Bruno Martinazzi, Armschmuck „Goldfinger“, 1969. Die Neue Sammlung – Dauerleihgabe der Danner-Stiftung München.
Foto: Die Neue Sammlung (A. Laurenzo)

Bereits 2005 hatte Bruno Martinazzi auf Einladung der Neuen Sammlung in der Pinakothek der Moderne im Rahmen der Reihe „All About me“ einen Vortrag über seinen Weg hin zu dem einzigartigen Künstler gehalten, dessen Arbeiten wir alle bewundern und die weltweit eine essentielle Wirkung auf die Entwicklung des Autorenschmucks hatten.
Was liegt da aus Sicht der Neuen Sammlung näher, als ihn am Ende seines Weges noch einmal selbst zu Wort kommen zu lassen und den Vortrag stark gekürzt und in Auszügen nochmals wiederzugeben:

Schwarz- Weißes Porträt-Foto. Ein Mann um die 70 sitzt auf einem Stuhl im Publikum, Hinter ihm sitzen weitere Menschen. Der Mann hat einen schwarzen Anzug an, eine Krawatte umgebunden und die Hände im Schoß gefaltet. Sein Gesicht ist lange, sein dichtes Haar ist weiß, seine Augenbrauen markant. Er trägt keinen Bart.
Verleihung des Goldenen Ehrenrings der Gesellschaft für Goldschmiedekunst an Bruno Martinazzi, Hanau 1987.
Foto: Müller-Dodi

(…)
Als Kind versuchte ich, die gleichen Dinge zu machen, die mein Vater mit Leidenschaft getan hatte. Meine Mutter erzählte mir von seiner Liebe zu den Bergen und der Fotografie.

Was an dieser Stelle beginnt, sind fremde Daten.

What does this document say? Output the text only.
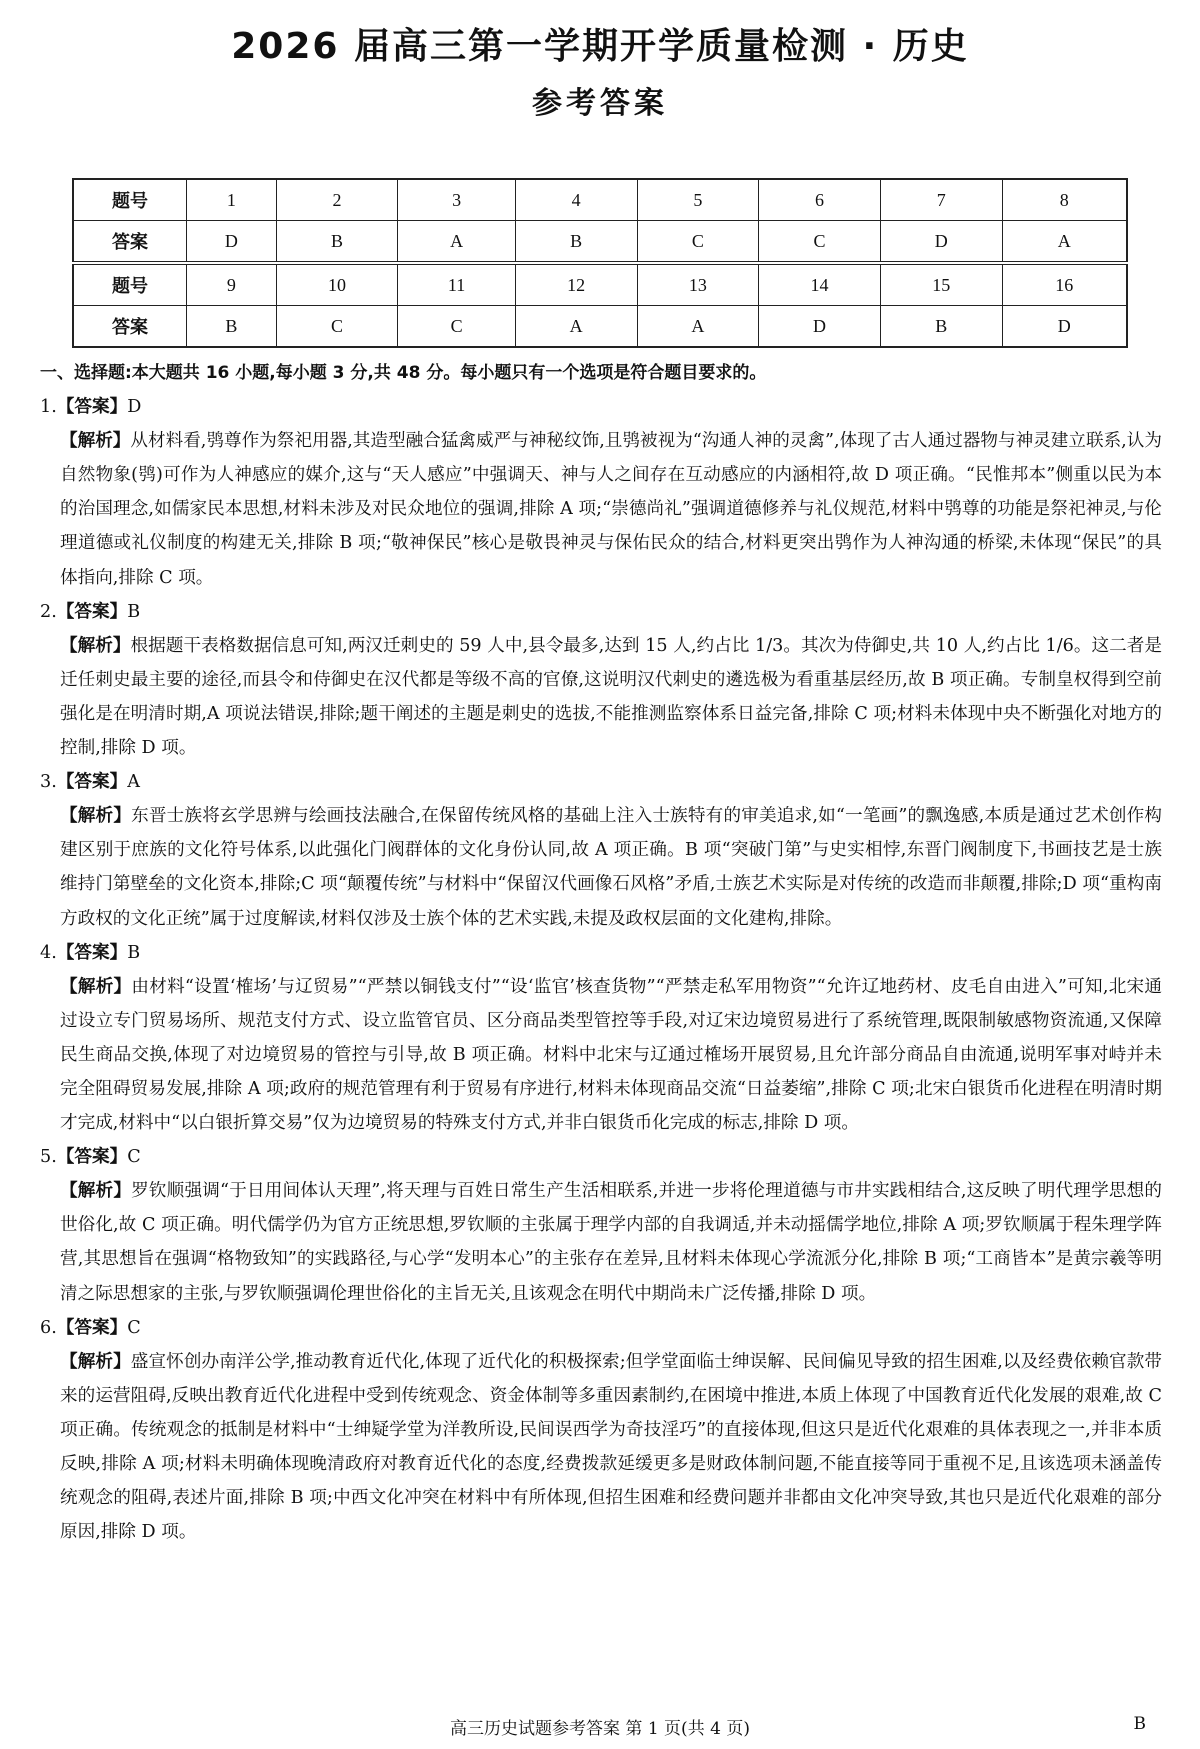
2026 届高三第一学期开学质量检测 · 历史
参考答案
题号	1	2	3	4	5	6	7	8
答案	D	B	A	B	C	C	D	A
题号	9	10	11	12	13	14	15	16
答案	B	C	C	A	A	D	B	D
一、选择题:本大题共 16 小题,每小题 3 分,共 48 分。每小题只有一个选项是符合题目要求的。
1.【答案】D
【解析】从材料看,鸮尊作为祭祀用器,其造型融合猛禽威严与神秘纹饰,且鸮被视为“沟通人神的灵禽”,体现了古人通过器物与神灵建立联系,认为自然物象(鸮)可作为人神感应的媒介,这与“天人感应”中强调天、神与人之间存在互动感应的内涵相符,故 D 项正确。“民惟邦本”侧重以民为本的治国理念,如儒家民本思想,材料未涉及对民众地位的强调,排除 A 项;“崇德尚礼”强调道德修养与礼仪规范,材料中鸮尊的功能是祭祀神灵,与伦理道德或礼仪制度的构建无关,排除 B 项;“敬神保民”核心是敬畏神灵与保佑民众的结合,材料更突出鸮作为人神沟通的桥梁,未体现“保民”的具体指向,排除 C 项。
2.【答案】B
【解析】根据题干表格数据信息可知,两汉迁刺史的 59 人中,县令最多,达到 15 人,约占比 1/3。其次为侍御史,共 10 人,约占比 1/6。这二者是迁任刺史最主要的途径,而县令和侍御史在汉代都是等级不高的官僚,这说明汉代刺史的遴选极为看重基层经历,故 B 项正确。专制皇权得到空前强化是在明清时期,A 项说法错误,排除;题干阐述的主题是刺史的选拔,不能推测监察体系日益完备,排除 C 项;材料未体现中央不断强化对地方的控制,排除 D 项。
3.【答案】A
【解析】东晋士族将玄学思辨与绘画技法融合,在保留传统风格的基础上注入士族特有的审美追求,如“一笔画”的飘逸感,本质是通过艺术创作构建区别于庶族的文化符号体系,以此强化门阀群体的文化身份认同,故 A 项正确。B 项“突破门第”与史实相悖,东晋门阀制度下,书画技艺是士族维持门第壁垒的文化资本,排除;C 项“颠覆传统”与材料中“保留汉代画像石风格”矛盾,士族艺术实际是对传统的改造而非颠覆,排除;D 项“重构南方政权的文化正统”属于过度解读,材料仅涉及士族个体的艺术实践,未提及政权层面的文化建构,排除。
4.【答案】B
【解析】由材料“设置‘榷场’与辽贸易”“严禁以铜钱支付”“设‘监官’核查货物”“严禁走私军用物资”“允许辽地药材、皮毛自由进入”可知,北宋通过设立专门贸易场所、规范支付方式、设立监管官员、区分商品类型管控等手段,对辽宋边境贸易进行了系统管理,既限制敏感物资流通,又保障民生商品交换,体现了对边境贸易的管控与引导,故 B 项正确。材料中北宋与辽通过榷场开展贸易,且允许部分商品自由流通,说明军事对峙并未完全阻碍贸易发展,排除 A 项;政府的规范管理有利于贸易有序进行,材料未体现商品交流“日益萎缩”,排除 C 项;北宋白银货币化进程在明清时期才完成,材料中“以白银折算交易”仅为边境贸易的特殊支付方式,并非白银货币化完成的标志,排除 D 项。
5.【答案】C
【解析】罗钦顺强调“于日用间体认天理”,将天理与百姓日常生产生活相联系,并进一步将伦理道德与市井实践相结合,这反映了明代理学思想的世俗化,故 C 项正确。明代儒学仍为官方正统思想,罗钦顺的主张属于理学内部的自我调适,并未动摇儒学地位,排除 A 项;罗钦顺属于程朱理学阵营,其思想旨在强调“格物致知”的实践路径,与心学“发明本心”的主张存在差异,且材料未体现心学流派分化,排除 B 项;“工商皆本”是黄宗羲等明清之际思想家的主张,与罗钦顺强调伦理世俗化的主旨无关,且该观念在明代中期尚未广泛传播,排除 D 项。
6.【答案】C
【解析】盛宣怀创办南洋公学,推动教育近代化,体现了近代化的积极探索;但学堂面临士绅误解、民间偏见导致的招生困难,以及经费依赖官款带来的运营阻碍,反映出教育近代化进程中受到传统观念、资金体制等多重因素制约,在困境中推进,本质上体现了中国教育近代化发展的艰难,故 C 项正确。传统观念的抵制是材料中“士绅疑学堂为洋教所设,民间误西学为奇技淫巧”的直接体现,但这只是近代化艰难的具体表现之一,并非本质反映,排除 A 项;材料未明确体现晚清政府对教育近代化的态度,经费拨款延缓更多是财政体制问题,不能直接等同于重视不足,且该选项未涵盖传统观念的阻碍,表述片面,排除 B 项;中西文化冲突在材料中有所体现,但招生困难和经费问题并非都由文化冲突导致,其也只是近代化艰难的部分原因,排除 D 项。
高三历史试题参考答案 第 1 页(共 4 页)	B
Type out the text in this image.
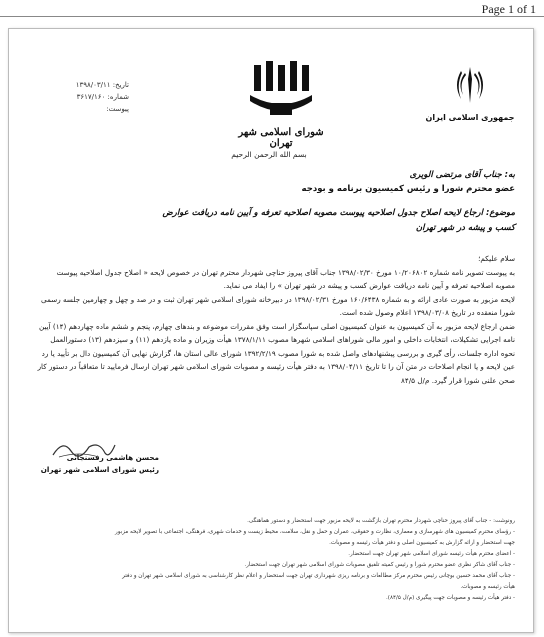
Page 1 of 1
تاریخ: ۱۳۹۸/۰۳/۱۱
شماره: ۳۶۱۷/۱۶۰
پیوست:
شورای اسلامی شهر تهران
جمهوری اسلامی ایران
بسم الله الرحمن الرحیم
به: جناب آقای مرتضی الویری
عضو محترم شورا و رئیس کمیسیون برنامه و بودجه
موضوع: ارجاع لایحه اصلاح جدول اصلاحیه پیوست مصوبه اصلاحیه تعرفه و آیین نامه دریافت عوارض
کسب و پیشه در شهر تهران

سلام علیکم؛

به پیوست تصویر نامه شماره ۱۰/۲۰۶۸۰۲ مورخ ۱۳۹۸/۰۲/۳۰ جناب آقای پیروز حناچی شهردار محترم تهران در خصوص لایحه « اصلاح جدول اصلاحیه پیوست مصوبه اصلاحیه تعرفه و آیین نامه دریافت عوارض کسب و پیشه در شهر تهران » را ایفاد می نماید.

لایحه مزبور به صورت عادی ارائه و به شماره ۱۶۰/۶۴۳۸ مورخ ۱۳۹۸/۰۲/۳۱ در دبیرخانه شورای اسلامی شهر تهران ثبت و در صد و چهل و چهارمین جلسه رسمی شورا منعقده در تاریخ ۱۳۹۸/۰۳/۰۸ اعلام وصول شده است.

ضمن ارجاع لایحه مزبور به آن کمیسیون به عنوان کمیسیون اصلی سپاسگزار است وفق مقررات موضوعه و بندهای چهارم، پنجم و ششم ماده چهاردهم (۱۴) آیین نامه اجرایی تشکیلات، انتخابات داخلی و امور مالی شوراهای اسلامی شهرها مصوب ۱۳۷۸/۱/۱۱ هیأت وزیران و ماده یازدهم (۱۱) و سیزدهم (۱۳) دستورالعمل نحوه اداره جلسات، رأی گیری و بررسی پیشنهادهای واصل شده به شورا مصوب ۱۳۹۲/۲/۱۹ شورای عالی استان ها، گزارش نهایی آن کمیسیون دال بر تأیید یا رد عین لایحه و یا انجام اصلاحات در متن آن را تا تاریخ ۱۳۹۸/۰۴/۱۱ به دفتر هیأت رئیسه و مصوبات شورای اسلامی شهر تهران ارسال فرمایید تا متعاقباً در دستور کار صحن علنی شورا قرار گیرد. م/ل ۸۴/۵

محسن هاشمی رفسنجانی
رئیس شورای اسلامی شهر تهران
رونوشت: - جناب آقای پیروز حناچی شهردار محترم تهران بازگشت به لایحه مزبور جهت استحضار و دستور هماهنگی.
- رؤسای محترم کمیسیون های شهرسازی و معماری، نظارت و حقوقی، عمران و حمل و نقل، سلامت، محیط زیست و خدمات شهری، فرهنگی، اجتماعی با تصویر لایحه مزبور
جهت استحضار و ارائه گزارش به کمیسیون اصلی و دفتر هیأت رئیسه و مصوبات.
- اعضای محترم هیأت رئیسه شورای اسلامی شهر تهران جهت استحضار.
- جناب آقای شاکر نظری عضو محترم شورا و رئیس کمیته تلفیق مصوبات شورای اسلامی شهر تهران جهت استحضار.
- جناب آقای محمد حسین بوچانی رئیس محترم مرکز مطالعات و برنامه ریزی شهرداری تهران جهت استحضار و اعلام نظر کارشناسی به شورای اسلامی شهر تهران و دفتر
هیأت رئیسه و مصوبات.
- دفتر هیأت رئیسه و مصوبات جهت پیگیری (م/ل ۸۴/۵).
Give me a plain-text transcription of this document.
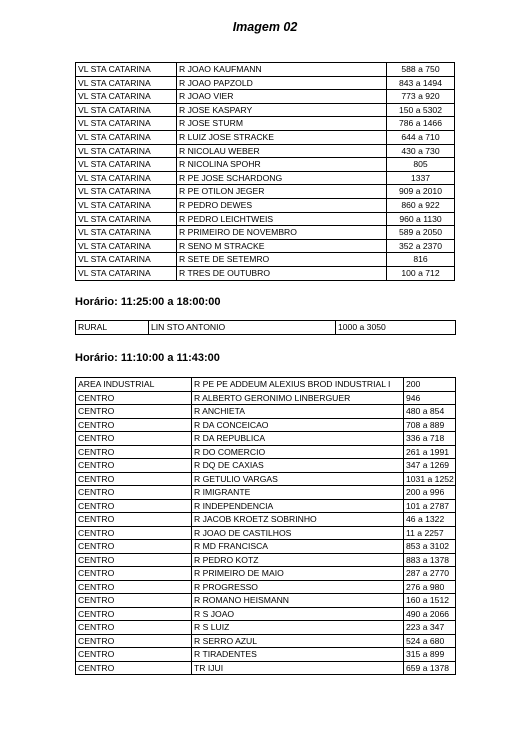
Imagem 02
VL STA CATARINA	R JOAO KAUFMANN	588 a 750
VL STA CATARINA	R JOAO PAPZOLD	843 a 1494
VL STA CATARINA	R JOAO VIER	773 a 920
VL STA CATARINA	R JOSE KASPARY	150 a 5302
VL STA CATARINA	R JOSE STURM	786 a 1466
VL STA CATARINA	R LUIZ JOSE STRACKE	644 a 710
VL STA CATARINA	R NICOLAU WEBER	430 a 730
VL STA CATARINA	R NICOLINA SPOHR	805
VL STA CATARINA	R PE JOSE SCHARDONG	1337
VL STA CATARINA	R PE OTILON JEGER	909 a 2010
VL STA CATARINA	R PEDRO DEWES	860 a 922
VL STA CATARINA	R PEDRO LEICHTWEIS	960 a 1130
VL STA CATARINA	R PRIMEIRO DE NOVEMBRO	589 a 2050
VL STA CATARINA	R SENO M STRACKE	352 a 2370
VL STA CATARINA	R SETE DE SETEMRO	816
VL STA CATARINA	R TRES DE OUTUBRO	100 a 712
Horário: 11:25:00 a 18:00:00
RURAL	LIN STO ANTONIO	1000 a 3050
Horário: 11:10:00 a 11:43:00
AREA INDUSTRIAL	R PE PE ADDEUM ALEXIUS BROD INDUSTRIAL I	200
CENTRO	R ALBERTO GERONIMO LINBERGUER	946
CENTRO	R ANCHIETA	480 a 854
CENTRO	R DA CONCEICAO	708 a 889
CENTRO	R DA REPUBLICA	336 a 718
CENTRO	R DO COMERCIO	261 a 1991
CENTRO	R DQ DE CAXIAS	347 a 1269
CENTRO	R GETULIO VARGAS	1031 a 1252
CENTRO	R IMIGRANTE	200 a 996
CENTRO	R INDEPENDENCIA	101 a 2787
CENTRO	R JACOB KROETZ SOBRINHO	46 a 1322
CENTRO	R JOAO DE CASTILHOS	11 a 2257
CENTRO	R MD FRANCISCA	853 a 3102
CENTRO	R PEDRO KOTZ	883 a 1378
CENTRO	R PRIMEIRO DE MAIO	287 a 2770
CENTRO	R PROGRESSO	276 a 980
CENTRO	R ROMANO HEISMANN	160 a 1512
CENTRO	R S JOAO	490 a 2066
CENTRO	R S LUIZ	223 a 347
CENTRO	R SERRO AZUL	524 a 680
CENTRO	R TIRADENTES	315 a 899
CENTRO	TR IJUI	659 a 1378
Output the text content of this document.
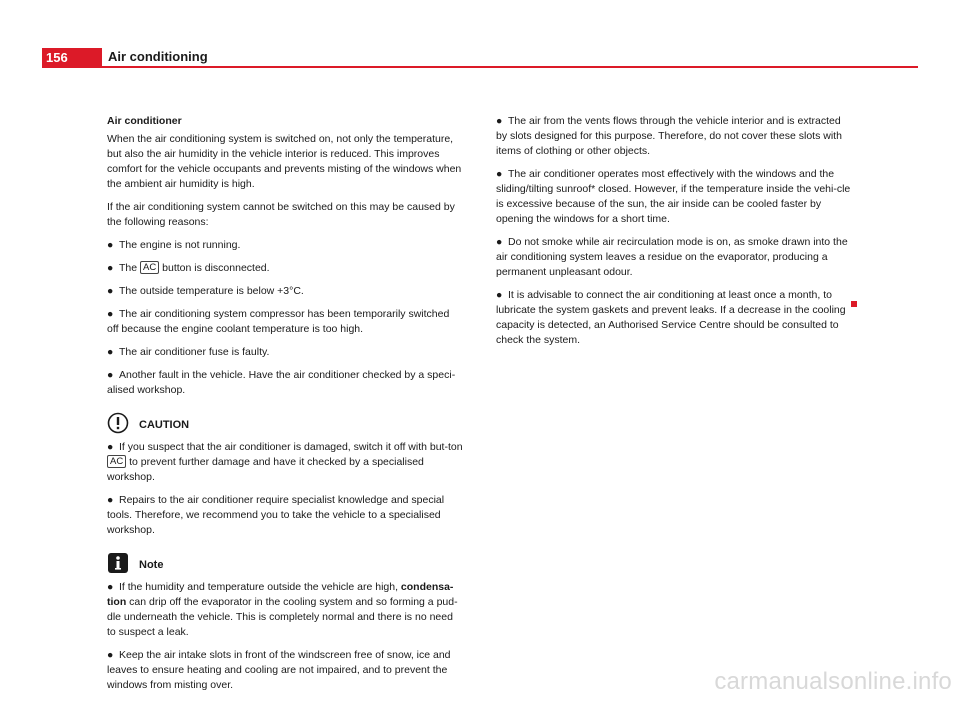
156	Air conditioning

Air conditioner

When the air conditioning system is switched on, not only the temperature, but also the air humidity in the vehicle interior is reduced. This improves comfort for the vehicle occupants and prevents misting of the windows when the ambient air humidity is high.

If the air conditioning system cannot be switched on this may be caused by the following reasons:

● The engine is not running.

● The AC button is disconnected.

● The outside temperature is below +3°C.

● The air conditioning system compressor has been temporarily switched off because the engine coolant temperature is too high.

● The air conditioner fuse is faulty.

● Another fault in the vehicle. Have the air conditioner checked by a speci-alised workshop.

CAUTION

● If you suspect that the air conditioner is damaged, switch it off with but-ton AC to prevent further damage and have it checked by a specialised workshop.

● Repairs to the air conditioner require specialist knowledge and special tools. Therefore, we recommend you to take the vehicle to a specialised workshop.

Note

● If the humidity and temperature outside the vehicle are high, condensa-tion can drip off the evaporator in the cooling system and so forming a pud-dle underneath the vehicle. This is completely normal and there is no need to suspect a leak.

● Keep the air intake slots in front of the windscreen free of snow, ice and leaves to ensure heating and cooling are not impaired, and to prevent the windows from misting over.

● The air from the vents flows through the vehicle interior and is extracted by slots designed for this purpose. Therefore, do not cover these slots with items of clothing or other objects.

● The air conditioner operates most effectively with the windows and the sliding/tilting sunroof* closed. However, if the temperature inside the vehi-cle is excessive because of the sun, the air inside can be cooled faster by opening the windows for a short time.

● Do not smoke while air recirculation mode is on, as smoke drawn into the air conditioning system leaves a residue on the evaporator, producing a permanent unpleasant odour.

● It is advisable to connect the air conditioning at least once a month, to lubricate the system gaskets and prevent leaks. If a decrease in the cooling capacity is detected, an Authorised Service Centre should be consulted to check the system.

carmanualsonline.info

Ich spielte mit den Chemikalien und mit seinen Entwicklungsgeräten in einer eher unprofessionellen Dunkelkammer und sah zu, wie märchenhafte Berge erschienen. (…) Bergsteigen wurde zu meiner Leidenschaft. 1947, nach vier Jahren kriegsbedingter Abwesenheit, kehrte ich in die Berge zurück.
(…)
Es gibt eine Zeit, die zerstört, und eine Zeit, die rettet. Ich glaube, dass die Zeit uns etwas schenkt, aber nur, wenn wir dies anzuerkennen und unsere Dinge zu schützen wissen: Das ist die ‚Seele‘. In der Seele sammeln sich die Dinge, die abwesend sind: alles das, von dem uns zu trennen wir gezwungen sind, unsere Wünsche und all das, was in der Wirklichkeit keinen Platz findet. Ich versuche, mich und die anderen zu verstehen, aber, um dieses Ziel zu erreichen, brauche ich meine Hände und meinen Körper, so wie beim Bergsteigen. Ich weiß, dass ich die Vollkommenheit und die Schönheit nicht erreichen kann, aber ich kann in der Schönheit wirken, ich kann nach der Schönheit streben und Kunst machen. Mit zehn Jahren nahm ich Geigenunterricht. Mein Lehrer wollte, dass ich mich der Musik widme. Meine Familie war dagegen und ich studierte Chemie bis zum Abschluss. Als ich 30 wurde, fing ich endlich mit Kunst an, aber für Musik war es zu spät. (…)
‚Die Materie sehnt sich nach einer Form wie der Kranke nach der Gesundheit‘, so sagte Meister Eckhart, ein berühmter deutscher Mystiker. Stein und Gold warten geduldig: Das Gold ist unverderblich, und es ist, als ob der Stein im Laufe der Zeit eine Seele annähme. ‚Es gibt Steine, die wärmen wie Herzen, und Herzen, die kalt sind wie Steine‘ (Talmud). Die Formen, die auf ihre Befreiung warten, befinden sich in der Seele der Dichter und damit aller Menschen. Der berühmte italienische Dichter Giacomo Leopardi befasst sich in einem Gedicht mit den schwerwiegendsten Themen: dem Unendlichen, dem Leben, dem Tod. Diese werden jedoch mit Leichtigkeit dargestellt, und die Anmut seiner Worte macht schwere Dinge leicht und leichte Dinge schwer. Ich versuche, die Kunst, der ich mich hingegeben habe, aus der Schönheit hervorgehen zu lassen. Ich meine die Schönheit des klassischen Altertums, die ich von denjenigen geerbt habe, die vor mir Wissen daraus geschöpft haben. Man muss dieses Wissen vor Nachlässigkeit und Sinnlosigkeit schützen.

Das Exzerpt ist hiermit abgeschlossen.